Joseph prend Jésus avec lui et se dirige vers une vaste salle, parle
avec un lévite qui s’absente pour revenir avec des personnages âgés et très
dignes. Ce sont les autorités habilitées pour l’examen des jeunes candidats à
- Voici mon fils. Depuis trois lunes et douze jours, il a franchi l’âge
minimum que la loi prescrit et je veux qu’il soit majeur. Je vous prie de
considérer sa stature. Elle montre qu’il est sorti de l’enfance. Je vous
remercie de procéder avec bienveillance et justice pour juger ce que, moi son
père, j’affirme comme vrai. Je l’ai préparé pour cette heure. Il connaît la
loi, les préceptes, les traditions, les décisions, les coutumes des parchemins
et des phylactères. Il sait les prières et les bénédictions. Connaissant l’Hascalscia, les Midrascs et
l’Agada, il peut se conduire en homme. Je désire donc être libéré de la
responsabilité de ses actes. Examinez-le.

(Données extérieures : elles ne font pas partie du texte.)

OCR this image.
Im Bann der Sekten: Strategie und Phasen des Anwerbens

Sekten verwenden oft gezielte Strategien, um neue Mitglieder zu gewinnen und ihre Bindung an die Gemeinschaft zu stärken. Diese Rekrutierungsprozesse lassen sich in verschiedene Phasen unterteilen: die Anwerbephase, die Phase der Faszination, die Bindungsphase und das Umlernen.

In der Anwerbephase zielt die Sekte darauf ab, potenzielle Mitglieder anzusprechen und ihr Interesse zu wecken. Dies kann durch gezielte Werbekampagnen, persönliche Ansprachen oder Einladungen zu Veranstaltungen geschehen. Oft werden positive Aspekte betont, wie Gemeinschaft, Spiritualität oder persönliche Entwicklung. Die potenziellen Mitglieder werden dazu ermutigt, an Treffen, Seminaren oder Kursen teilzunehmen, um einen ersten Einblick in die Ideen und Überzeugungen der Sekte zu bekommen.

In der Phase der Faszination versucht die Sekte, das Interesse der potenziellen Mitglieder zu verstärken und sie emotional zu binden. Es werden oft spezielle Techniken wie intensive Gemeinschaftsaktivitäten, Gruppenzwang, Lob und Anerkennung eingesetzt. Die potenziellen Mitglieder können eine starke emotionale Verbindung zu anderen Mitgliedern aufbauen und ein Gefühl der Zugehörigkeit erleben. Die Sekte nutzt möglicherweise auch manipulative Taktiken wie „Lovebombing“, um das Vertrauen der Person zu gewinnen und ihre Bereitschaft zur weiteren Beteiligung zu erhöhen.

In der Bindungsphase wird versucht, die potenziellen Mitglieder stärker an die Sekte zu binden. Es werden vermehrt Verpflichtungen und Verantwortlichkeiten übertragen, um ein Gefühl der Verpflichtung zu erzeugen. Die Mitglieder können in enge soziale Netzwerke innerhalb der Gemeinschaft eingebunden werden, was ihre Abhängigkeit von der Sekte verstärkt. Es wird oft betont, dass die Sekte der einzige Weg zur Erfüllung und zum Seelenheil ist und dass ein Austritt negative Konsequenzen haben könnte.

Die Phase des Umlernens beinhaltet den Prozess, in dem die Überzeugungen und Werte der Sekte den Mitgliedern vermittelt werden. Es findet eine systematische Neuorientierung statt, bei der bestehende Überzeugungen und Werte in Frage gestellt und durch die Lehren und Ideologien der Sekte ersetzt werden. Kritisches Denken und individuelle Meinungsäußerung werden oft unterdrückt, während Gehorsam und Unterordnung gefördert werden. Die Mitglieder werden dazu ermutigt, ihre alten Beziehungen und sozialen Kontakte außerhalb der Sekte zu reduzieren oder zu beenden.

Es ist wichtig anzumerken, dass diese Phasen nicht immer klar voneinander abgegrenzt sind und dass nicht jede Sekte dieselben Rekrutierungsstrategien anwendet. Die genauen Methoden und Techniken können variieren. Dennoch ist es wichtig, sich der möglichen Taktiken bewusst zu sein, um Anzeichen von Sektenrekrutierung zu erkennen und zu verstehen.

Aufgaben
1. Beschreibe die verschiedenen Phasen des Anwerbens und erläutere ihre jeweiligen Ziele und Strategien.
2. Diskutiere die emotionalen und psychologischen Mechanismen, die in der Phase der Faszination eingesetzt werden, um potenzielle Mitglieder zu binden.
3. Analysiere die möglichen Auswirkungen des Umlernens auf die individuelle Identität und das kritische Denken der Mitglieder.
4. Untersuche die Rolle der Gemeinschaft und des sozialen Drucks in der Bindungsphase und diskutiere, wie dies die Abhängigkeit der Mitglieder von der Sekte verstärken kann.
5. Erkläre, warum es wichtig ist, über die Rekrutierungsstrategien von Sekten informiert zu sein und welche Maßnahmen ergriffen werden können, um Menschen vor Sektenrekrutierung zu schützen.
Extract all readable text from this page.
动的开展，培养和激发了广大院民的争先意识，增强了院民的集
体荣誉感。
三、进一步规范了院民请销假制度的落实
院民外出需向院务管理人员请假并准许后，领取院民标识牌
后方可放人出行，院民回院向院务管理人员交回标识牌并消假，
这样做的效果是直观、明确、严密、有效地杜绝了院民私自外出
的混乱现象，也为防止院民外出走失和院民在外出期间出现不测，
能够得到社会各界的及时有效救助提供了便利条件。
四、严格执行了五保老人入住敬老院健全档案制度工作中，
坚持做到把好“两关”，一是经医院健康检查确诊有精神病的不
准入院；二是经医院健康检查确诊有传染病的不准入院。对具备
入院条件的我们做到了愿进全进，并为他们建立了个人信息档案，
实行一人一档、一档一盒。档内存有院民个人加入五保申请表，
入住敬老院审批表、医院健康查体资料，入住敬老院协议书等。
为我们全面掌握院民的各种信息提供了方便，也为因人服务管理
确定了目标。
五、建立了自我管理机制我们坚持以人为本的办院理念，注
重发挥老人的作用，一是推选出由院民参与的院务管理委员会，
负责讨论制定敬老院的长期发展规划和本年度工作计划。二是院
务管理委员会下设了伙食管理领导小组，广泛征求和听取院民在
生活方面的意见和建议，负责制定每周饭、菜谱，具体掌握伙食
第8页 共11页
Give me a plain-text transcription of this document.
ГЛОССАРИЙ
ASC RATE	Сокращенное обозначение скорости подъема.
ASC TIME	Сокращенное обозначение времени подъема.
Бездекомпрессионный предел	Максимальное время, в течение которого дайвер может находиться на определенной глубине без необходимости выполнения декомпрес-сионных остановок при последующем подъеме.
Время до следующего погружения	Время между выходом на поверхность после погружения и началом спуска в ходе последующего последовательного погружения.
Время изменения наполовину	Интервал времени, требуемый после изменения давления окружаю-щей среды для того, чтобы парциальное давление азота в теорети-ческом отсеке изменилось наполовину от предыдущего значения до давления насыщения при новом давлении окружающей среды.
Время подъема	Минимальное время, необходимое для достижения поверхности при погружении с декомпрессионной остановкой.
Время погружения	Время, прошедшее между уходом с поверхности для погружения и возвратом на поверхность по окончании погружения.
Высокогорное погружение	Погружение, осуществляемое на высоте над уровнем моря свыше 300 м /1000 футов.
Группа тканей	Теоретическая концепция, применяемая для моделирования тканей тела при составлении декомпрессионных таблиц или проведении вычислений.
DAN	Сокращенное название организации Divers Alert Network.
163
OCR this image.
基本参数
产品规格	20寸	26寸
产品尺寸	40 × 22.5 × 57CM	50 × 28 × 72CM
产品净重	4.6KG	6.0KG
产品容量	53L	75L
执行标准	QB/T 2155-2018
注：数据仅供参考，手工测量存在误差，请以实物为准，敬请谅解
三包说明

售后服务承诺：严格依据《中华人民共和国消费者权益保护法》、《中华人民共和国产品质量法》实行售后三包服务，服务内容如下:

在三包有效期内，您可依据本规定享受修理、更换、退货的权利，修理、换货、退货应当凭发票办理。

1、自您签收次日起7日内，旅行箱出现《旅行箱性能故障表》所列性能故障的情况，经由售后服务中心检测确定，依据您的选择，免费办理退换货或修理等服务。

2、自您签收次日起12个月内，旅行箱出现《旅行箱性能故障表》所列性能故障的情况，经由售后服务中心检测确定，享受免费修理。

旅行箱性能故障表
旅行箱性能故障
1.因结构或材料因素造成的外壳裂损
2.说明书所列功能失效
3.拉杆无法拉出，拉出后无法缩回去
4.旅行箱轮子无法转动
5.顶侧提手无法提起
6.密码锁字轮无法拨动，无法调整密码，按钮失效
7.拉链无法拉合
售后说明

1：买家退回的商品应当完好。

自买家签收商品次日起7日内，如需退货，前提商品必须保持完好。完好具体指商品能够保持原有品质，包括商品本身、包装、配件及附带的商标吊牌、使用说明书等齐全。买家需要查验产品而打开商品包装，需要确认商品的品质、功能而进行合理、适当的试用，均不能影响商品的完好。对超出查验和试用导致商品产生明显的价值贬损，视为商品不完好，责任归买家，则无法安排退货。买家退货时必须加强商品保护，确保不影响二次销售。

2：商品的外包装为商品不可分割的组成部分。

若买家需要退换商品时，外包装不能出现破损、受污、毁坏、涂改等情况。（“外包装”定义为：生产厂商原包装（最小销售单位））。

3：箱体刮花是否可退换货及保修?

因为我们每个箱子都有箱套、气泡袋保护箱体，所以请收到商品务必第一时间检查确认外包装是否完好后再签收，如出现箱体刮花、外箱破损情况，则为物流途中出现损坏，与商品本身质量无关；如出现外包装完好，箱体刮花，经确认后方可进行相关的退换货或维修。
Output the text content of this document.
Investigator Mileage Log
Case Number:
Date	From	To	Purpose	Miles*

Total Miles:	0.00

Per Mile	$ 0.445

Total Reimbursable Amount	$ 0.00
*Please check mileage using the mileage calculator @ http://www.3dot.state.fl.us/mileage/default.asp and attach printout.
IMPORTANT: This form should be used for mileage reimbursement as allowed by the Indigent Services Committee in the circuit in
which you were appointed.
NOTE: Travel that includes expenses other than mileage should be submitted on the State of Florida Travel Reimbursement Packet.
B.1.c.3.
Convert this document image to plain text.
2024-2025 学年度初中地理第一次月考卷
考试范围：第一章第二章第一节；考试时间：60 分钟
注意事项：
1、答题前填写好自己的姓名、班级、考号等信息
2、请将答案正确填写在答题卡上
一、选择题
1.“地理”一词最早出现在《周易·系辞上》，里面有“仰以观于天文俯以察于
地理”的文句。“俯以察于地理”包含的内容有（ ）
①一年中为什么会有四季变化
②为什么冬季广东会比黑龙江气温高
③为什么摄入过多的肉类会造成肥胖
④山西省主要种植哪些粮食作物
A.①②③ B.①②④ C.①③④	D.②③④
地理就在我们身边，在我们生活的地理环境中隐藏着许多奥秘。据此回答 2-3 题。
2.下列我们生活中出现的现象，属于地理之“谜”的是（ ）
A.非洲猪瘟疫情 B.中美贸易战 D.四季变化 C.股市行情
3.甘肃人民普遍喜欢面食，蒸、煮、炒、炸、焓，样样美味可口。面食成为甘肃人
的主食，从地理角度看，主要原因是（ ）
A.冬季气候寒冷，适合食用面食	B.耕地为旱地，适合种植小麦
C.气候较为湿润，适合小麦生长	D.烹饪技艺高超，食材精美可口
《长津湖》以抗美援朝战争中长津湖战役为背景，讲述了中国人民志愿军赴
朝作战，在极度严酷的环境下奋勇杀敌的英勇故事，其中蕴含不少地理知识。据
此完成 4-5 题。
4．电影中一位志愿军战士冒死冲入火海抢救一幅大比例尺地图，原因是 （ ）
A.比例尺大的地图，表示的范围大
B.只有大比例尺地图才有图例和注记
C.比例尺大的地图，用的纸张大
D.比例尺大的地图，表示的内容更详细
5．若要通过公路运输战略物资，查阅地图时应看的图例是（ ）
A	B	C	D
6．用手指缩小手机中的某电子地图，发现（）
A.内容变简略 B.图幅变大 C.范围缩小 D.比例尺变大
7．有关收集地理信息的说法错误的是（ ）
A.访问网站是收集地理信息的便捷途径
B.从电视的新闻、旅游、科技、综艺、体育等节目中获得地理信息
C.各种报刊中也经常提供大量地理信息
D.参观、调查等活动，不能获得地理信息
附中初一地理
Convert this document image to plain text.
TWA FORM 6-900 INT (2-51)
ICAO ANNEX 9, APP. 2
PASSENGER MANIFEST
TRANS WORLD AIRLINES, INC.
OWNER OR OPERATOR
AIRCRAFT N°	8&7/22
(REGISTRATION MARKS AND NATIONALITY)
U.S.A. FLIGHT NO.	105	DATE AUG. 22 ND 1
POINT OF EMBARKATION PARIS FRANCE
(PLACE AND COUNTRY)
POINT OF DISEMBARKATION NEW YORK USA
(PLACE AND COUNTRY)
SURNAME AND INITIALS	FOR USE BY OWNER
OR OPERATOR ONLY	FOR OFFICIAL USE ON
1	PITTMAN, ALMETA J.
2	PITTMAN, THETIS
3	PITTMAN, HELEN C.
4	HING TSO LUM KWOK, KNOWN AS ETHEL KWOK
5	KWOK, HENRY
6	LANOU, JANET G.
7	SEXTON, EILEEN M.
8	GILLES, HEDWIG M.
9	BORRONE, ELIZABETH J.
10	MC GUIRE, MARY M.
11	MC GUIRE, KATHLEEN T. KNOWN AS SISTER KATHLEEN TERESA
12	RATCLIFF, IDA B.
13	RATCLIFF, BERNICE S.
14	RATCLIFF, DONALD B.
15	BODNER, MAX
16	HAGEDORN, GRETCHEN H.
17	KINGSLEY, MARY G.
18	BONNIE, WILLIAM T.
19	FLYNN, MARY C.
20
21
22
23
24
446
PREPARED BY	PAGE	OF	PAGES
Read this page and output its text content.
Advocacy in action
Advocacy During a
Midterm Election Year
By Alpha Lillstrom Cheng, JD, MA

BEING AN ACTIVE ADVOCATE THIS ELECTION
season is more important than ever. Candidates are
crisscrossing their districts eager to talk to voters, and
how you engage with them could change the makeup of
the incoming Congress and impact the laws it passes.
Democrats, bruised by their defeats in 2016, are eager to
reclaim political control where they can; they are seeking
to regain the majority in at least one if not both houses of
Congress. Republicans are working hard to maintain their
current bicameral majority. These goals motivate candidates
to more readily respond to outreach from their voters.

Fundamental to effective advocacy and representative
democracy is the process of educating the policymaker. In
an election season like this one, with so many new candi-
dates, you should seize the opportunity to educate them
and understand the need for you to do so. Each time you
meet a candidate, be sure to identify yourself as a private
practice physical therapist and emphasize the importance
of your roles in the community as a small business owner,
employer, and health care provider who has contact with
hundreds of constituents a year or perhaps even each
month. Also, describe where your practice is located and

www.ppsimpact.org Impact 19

- Nous allons le faire. Avance enfant. Ton nom ?
- Jésus, de Joseph de Nazareth.
- Nazaréen... et tu sais lire ? Question vaguement narquoise que Jésus
relève à sa manière, très respectueuse mais déconcertante :
- Oui Rabbi. Je sais lire les paroles écrites et celles qui sont
cachées derrière.
- Que veux-tu dire ?
- Je comprends l’allégorie ou le symbole qui se cachent sous
l’apparence, comme la perle se cache dans une coquille grossière et fermée.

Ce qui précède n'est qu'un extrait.